In a move that has sent shivers down the collective spine of every corporate fat cat in the land, British Gas has been compelled by His Majesty’s financial watchdogs to cough up a whopping £20 million for its scandalous maltreatment of prepayment meter customers. The penalty, announced by Ofgem, comes after an investigation revealed that the energy giant had been systematically installing prepayment meters in the homes of vulnerable customers without their consent, leaving them to choose between heating and eating in the dead of winter.
Let’s be clear: this is not a fine. A fine implies a slap on the wrist, a minor inconvenience for a company that made £2.8 billion in operating profit last year. No, this is a financial spanking, a token gesture of contrition that still leaves the company with enough cash to paper the walls of its boardroom with the tears of its victims. The £20 million will be paid out in compensation and redress, meaning that customers who were illegally forced onto expensive prepayment tariffs will receive a pittance while the executives who signed off on the policy will likely receive their bonuses in full.
The scandal itself is a masterclass in corporate sociopathy. Between January and March of this year, British Gas installed prepayment meters at a rate of over 1,000 per week, targeting the poorest and most vulnerable households. They used remote switches to force customers onto prepayment tariffs, often without a court order, and in some cases even broke into homes to install the meters. It is a story of avarice dressed up as efficiency, a predator posing as a public servant.
Ofgem’s investigation found that British Gas had failed to take all reasonable steps to identify vulnerable customers before installing the meters, and had not ensured that customers had access to the necessary emergency credit when they ran out of money. In short, they treated energy as a luxury rather than a right, a commodity to be traded rather than a necessity for survival.

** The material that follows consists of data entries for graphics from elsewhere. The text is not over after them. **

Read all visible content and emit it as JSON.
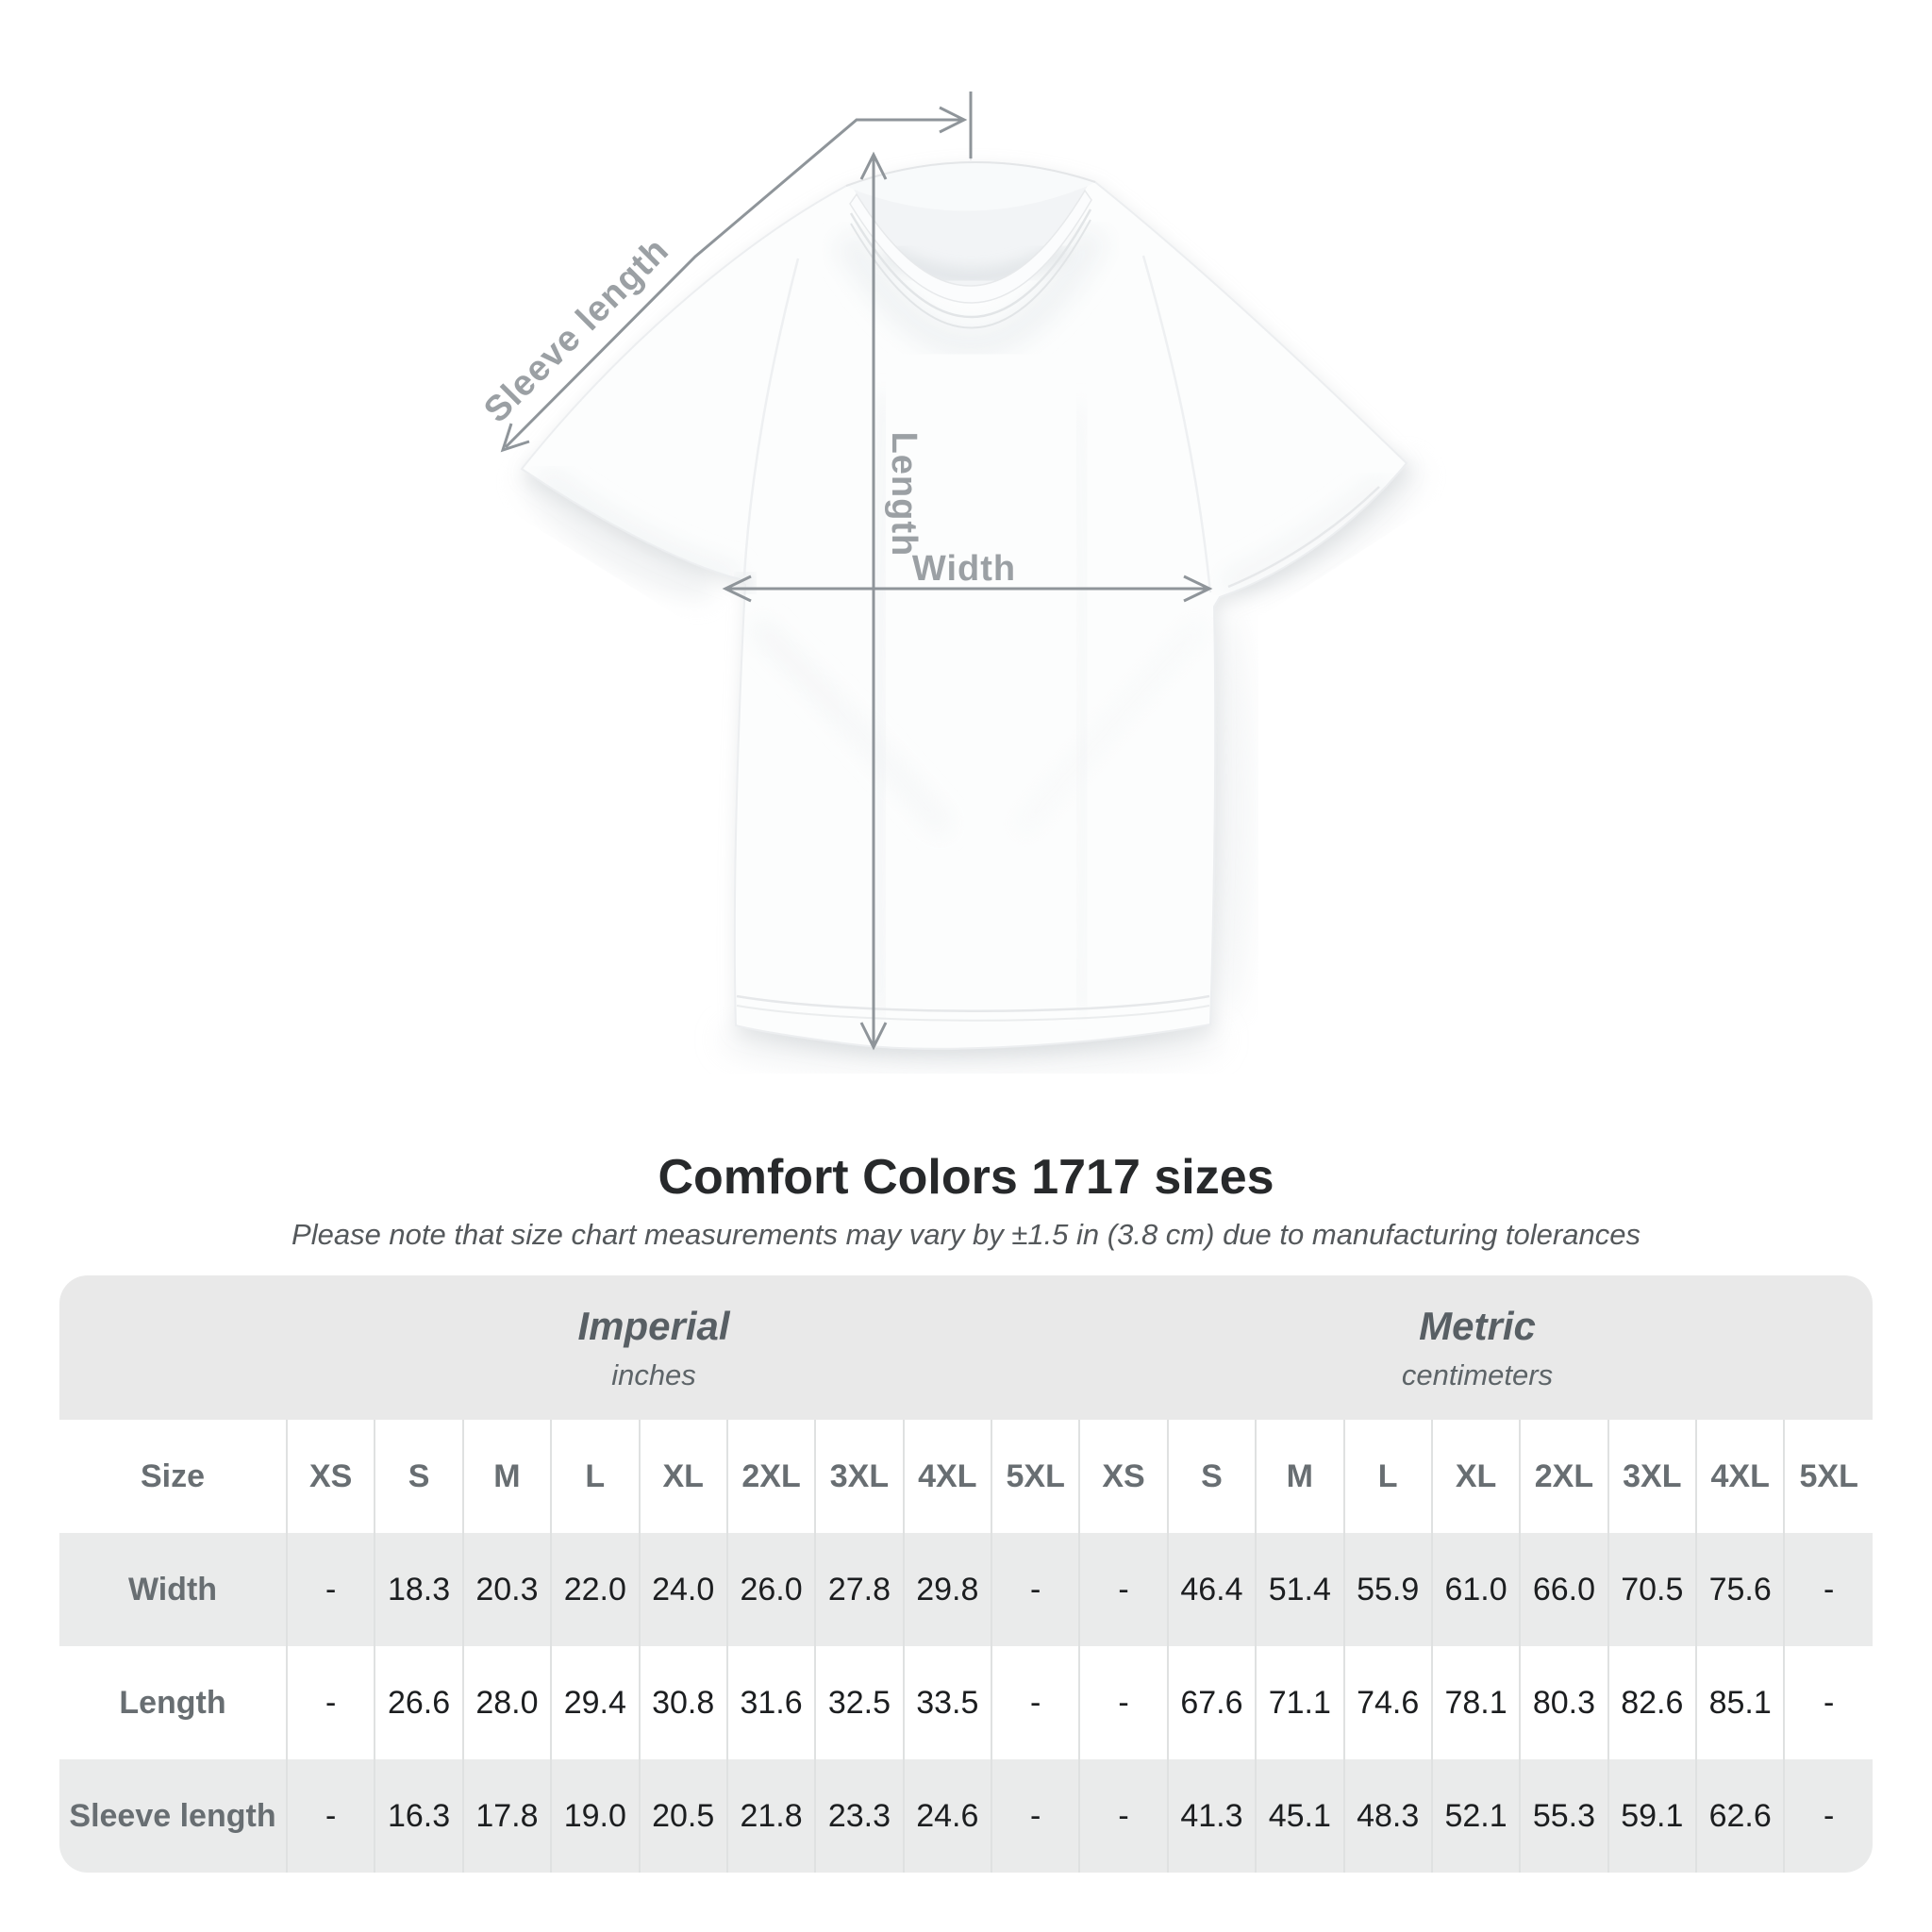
{
  "page": {
    "title": "Comfort Colors 1717 sizes",
    "subtitle": "Please note that size chart measurements may vary by ±1.5 in (3.8 cm) due to manufacturing tolerances"
  },
  "diagram": {
    "labels": {
      "sleeve": "Sleeve length",
      "length": "Length",
      "width": "Width"
    },
    "colors": {
      "measure_line": "#8f959a",
      "measure_label": "#9ba0a4",
      "shirt_fill": "#fcfdfd",
      "shirt_shadow": "#e2e5e7"
    }
  },
  "table": {
    "size_header": "Size",
    "unit_groups": [
      {
        "name": "Imperial",
        "unit": "inches"
      },
      {
        "name": "Metric",
        "unit": "centimeters"
      }
    ],
    "sizes": [
      "XS",
      "S",
      "M",
      "L",
      "XL",
      "2XL",
      "3XL",
      "4XL",
      "5XL"
    ],
    "rows": [
      {
        "label": "Width",
        "imperial": [
          "-",
          "18.3",
          "20.3",
          "22.0",
          "24.0",
          "26.0",
          "27.8",
          "29.8",
          "-"
        ],
        "metric": [
          "-",
          "46.4",
          "51.4",
          "55.9",
          "61.0",
          "66.0",
          "70.5",
          "75.6",
          "-"
        ]
      },
      {
        "label": "Length",
        "imperial": [
          "-",
          "26.6",
          "28.0",
          "29.4",
          "30.8",
          "31.6",
          "32.5",
          "33.5",
          "-"
        ],
        "metric": [
          "-",
          "67.6",
          "71.1",
          "74.6",
          "78.1",
          "80.3",
          "82.6",
          "85.1",
          "-"
        ]
      },
      {
        "label": "Sleeve length",
        "imperial": [
          "-",
          "16.3",
          "17.8",
          "19.0",
          "20.5",
          "21.8",
          "23.3",
          "24.6",
          "-"
        ],
        "metric": [
          "-",
          "41.3",
          "45.1",
          "48.3",
          "52.1",
          "55.3",
          "59.1",
          "62.6",
          "-"
        ]
      }
    ],
    "colors": {
      "band_bg": "#e9e9e9",
      "alt_row_bg": "#eaebeb",
      "header_text": "#686e72",
      "value_text": "#1c1e20",
      "separator": "#dfe1e1",
      "title_text": "#27292b",
      "subtitle_text": "#54585b"
    }
  }
}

But let’s not pat ourselves on the back just yet. This penalty is a drop in the ocean of industry malfeasance. British Gas is merely the first domino to fall; there are dozens of other energy suppliers who have engaged in similar practices, and they are watching this with the same nervous anticipation as a fox in a henhouse hearing gunshots. The real test will be whether Ofgem has the spine to pursue them with equal vigour, or whether this is just a show trial designed to placate an angry public.
Meanwhile, the government looks on with the same gormless expression it reserves for all crises, offering platitudes while doing nothing to address the root cause: a broken energy market that prioritises shareholder returns over human dignity. The prepayment meter is a mechanism of control, a tool for extracting maximum profit from those who can least afford it. Until we nationalise the energy companies and provide universal access to heating as a basic human right, scandals like this will continue to fester.
So here’s to British Gas, the company that forced pensioners to slog uphill in both directions to pay for a cup of tea. They’ve been made to pay back a tiny fraction of what they stole, but the real debt is still outstanding. The question is, who will hold them accountable next?